Page 85, nous lisons les objectifs des rituels des « Huit Magies », ha ha, nous y voilà donc car, que voyons-nous si ce n’est une magnifique étoile à huit pointes juste au centre le page ! Cela dit – mais il me faut vérifier dans mon exemplaire du Liber Kaos – Carroll avoue en page 86 qu’il s’agit d’un emprunt à Terry Pratchett !!!

Puis, en regardant dans le Liber AOM (Liber Null) nous lisons :

« on peut dire qu’elle représente une sculpture en perspective des 4 axes d’un hypercube géométriquement improbable ou de deux tétraèdres conjoints des forces de la lumière et des ténèbres ».

Connerie, mais bon allez on prend cela pour parole d’évangile et ça vaut bien le monohexagramme cursif crowleyien…!

Dans le courant chaote, l’Étoile de la Chaos signifie une infinité de possibilité, une expansion de l’énergie dans toutes les directions, dont les huit pointes représenteraient les huit dieux discordiens : The Dimensional Transfunctioner, General Miaow, Triangulon, The Holy Spoon, The Reality Fish, Thomas The Walking Head, A Magical Trumpet Called Bill, The DXM Angel.

Le nombre huit associé à ce symbole peut provenir également de Timothy Leary ou du modèle des huit circuits de la conscience de Robert Anton Wilson ou encore du Discordianisme « primitif », où les huit dieux étaient souvent associés aux « dieux des huit circuits de la conscience ».

La magie est souvent définie comme l’expansion harmonieuse du moi.

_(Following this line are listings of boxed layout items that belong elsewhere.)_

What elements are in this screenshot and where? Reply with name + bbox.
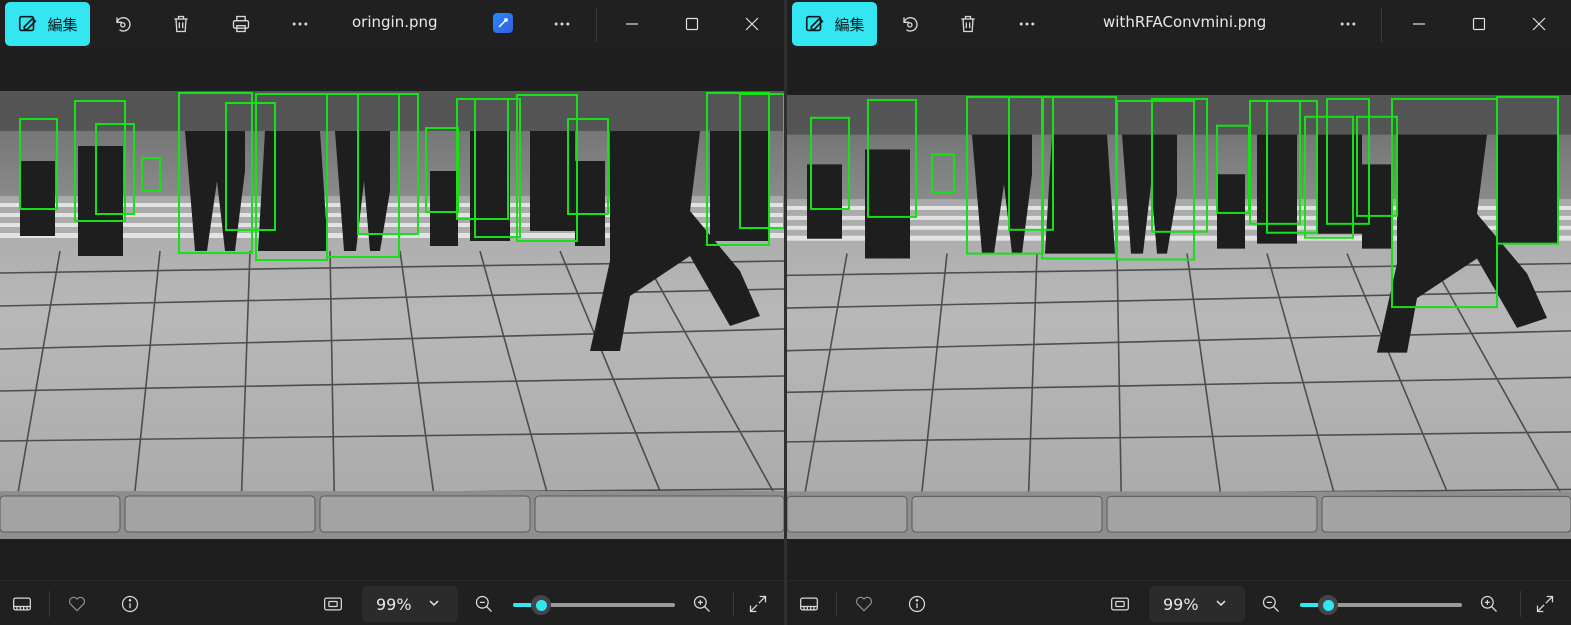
close-icon[interactable] <box>738 10 766 38</box>
file-name: withRFAConvmini.png <box>1103 13 1267 31</box>
divider <box>733 591 734 617</box>
fit-icon[interactable] <box>320 591 346 617</box>
title-bar: 編集 oringin.png <box>0 0 784 48</box>
fullscreen-icon[interactable] <box>745 591 771 617</box>
status-bar: 99% <box>0 580 784 625</box>
rotate-icon[interactable] <box>895 10 923 38</box>
title-bar: 編集 withRFAConvmini.png <box>787 0 1571 48</box>
delete-icon[interactable] <box>167 10 195 38</box>
delete-icon[interactable] <box>954 10 982 38</box>
divider <box>49 591 50 617</box>
favorite-icon[interactable] <box>851 591 877 617</box>
maximize-icon[interactable] <box>1465 10 1493 38</box>
edit-label: 編集 <box>834 15 865 34</box>
app-icon[interactable] <box>493 13 513 33</box>
minimize-icon[interactable] <box>618 10 646 38</box>
fit-icon[interactable] <box>1107 591 1133 617</box>
more-icon[interactable] <box>286 10 314 38</box>
chevron-down-icon <box>1216 600 1226 607</box>
image-canvas[interactable] <box>787 48 1571 580</box>
divider <box>836 591 837 617</box>
more-icon[interactable] <box>1334 10 1362 38</box>
edit-label: 編集 <box>47 15 78 34</box>
zoom-in-icon[interactable] <box>689 591 715 617</box>
edit-icon <box>806 15 824 32</box>
divider <box>596 8 597 42</box>
photo-image <box>787 95 1571 539</box>
more-icon[interactable] <box>1013 10 1041 38</box>
image-canvas[interactable] <box>0 48 784 580</box>
zoom-dropdown[interactable]: 99% <box>362 586 458 622</box>
photos-window-right: 編集 withRFAConvmini.png 99% <box>787 0 1571 625</box>
status-bar: 99% <box>787 580 1571 625</box>
print-icon[interactable] <box>227 10 255 38</box>
zoom-in-icon[interactable] <box>1476 591 1502 617</box>
filmstrip-icon[interactable] <box>796 591 822 617</box>
rotate-icon[interactable] <box>108 10 136 38</box>
zoom-slider[interactable] <box>1300 595 1462 615</box>
favorite-icon[interactable] <box>64 591 90 617</box>
info-icon[interactable] <box>117 591 143 617</box>
zoom-out-icon[interactable] <box>1258 591 1284 617</box>
minimize-icon[interactable] <box>1405 10 1433 38</box>
zoom-value: 99% <box>1163 594 1199 614</box>
zoom-out-icon[interactable] <box>471 591 497 617</box>
info-icon[interactable] <box>904 591 930 617</box>
zoom-value: 99% <box>376 594 412 614</box>
zoom-slider[interactable] <box>513 595 675 615</box>
more-icon[interactable] <box>548 10 576 38</box>
edit-button[interactable]: 編集 <box>792 2 877 46</box>
close-icon[interactable] <box>1525 10 1553 38</box>
divider <box>1520 591 1521 617</box>
file-name: oringin.png <box>352 13 438 31</box>
chevron-down-icon <box>429 600 439 607</box>
edit-icon <box>19 15 37 32</box>
zoom-dropdown[interactable]: 99% <box>1149 586 1245 622</box>
fullscreen-icon[interactable] <box>1532 591 1558 617</box>
maximize-icon[interactable] <box>678 10 706 38</box>
photos-window-left: 編集 oringin.png 99% <box>0 0 784 625</box>
filmstrip-icon[interactable] <box>9 591 35 617</box>
zoom-slider-thumb[interactable] <box>531 595 551 615</box>
photo-image <box>0 91 784 539</box>
edit-button[interactable]: 編集 <box>5 2 90 46</box>
zoom-slider-thumb[interactable] <box>1318 595 1338 615</box>
divider <box>1381 8 1382 42</box>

L’Étoile de la Chaos s’étend à partir d’un point central, vers l’extérieur tout comme le magicien étend ses capacités sexuelles, financières, physiques, sensuelles, expérimentales, psychologiques et sociales vers l’univers et les hommes qui l’entourent.

Enfin, soulignons que les huit pointes furent, plus tard, associées aux huit branches de la magie : la magie pure, la magie mentale, la magie de l’amour, la magie sexuelle, la magie de la guerre, la magie de mort, la magie de la richesse et la magie de l’ego.

Spartakus FreeMann au Nadir de Guantanamo, octobre 2008 e.v.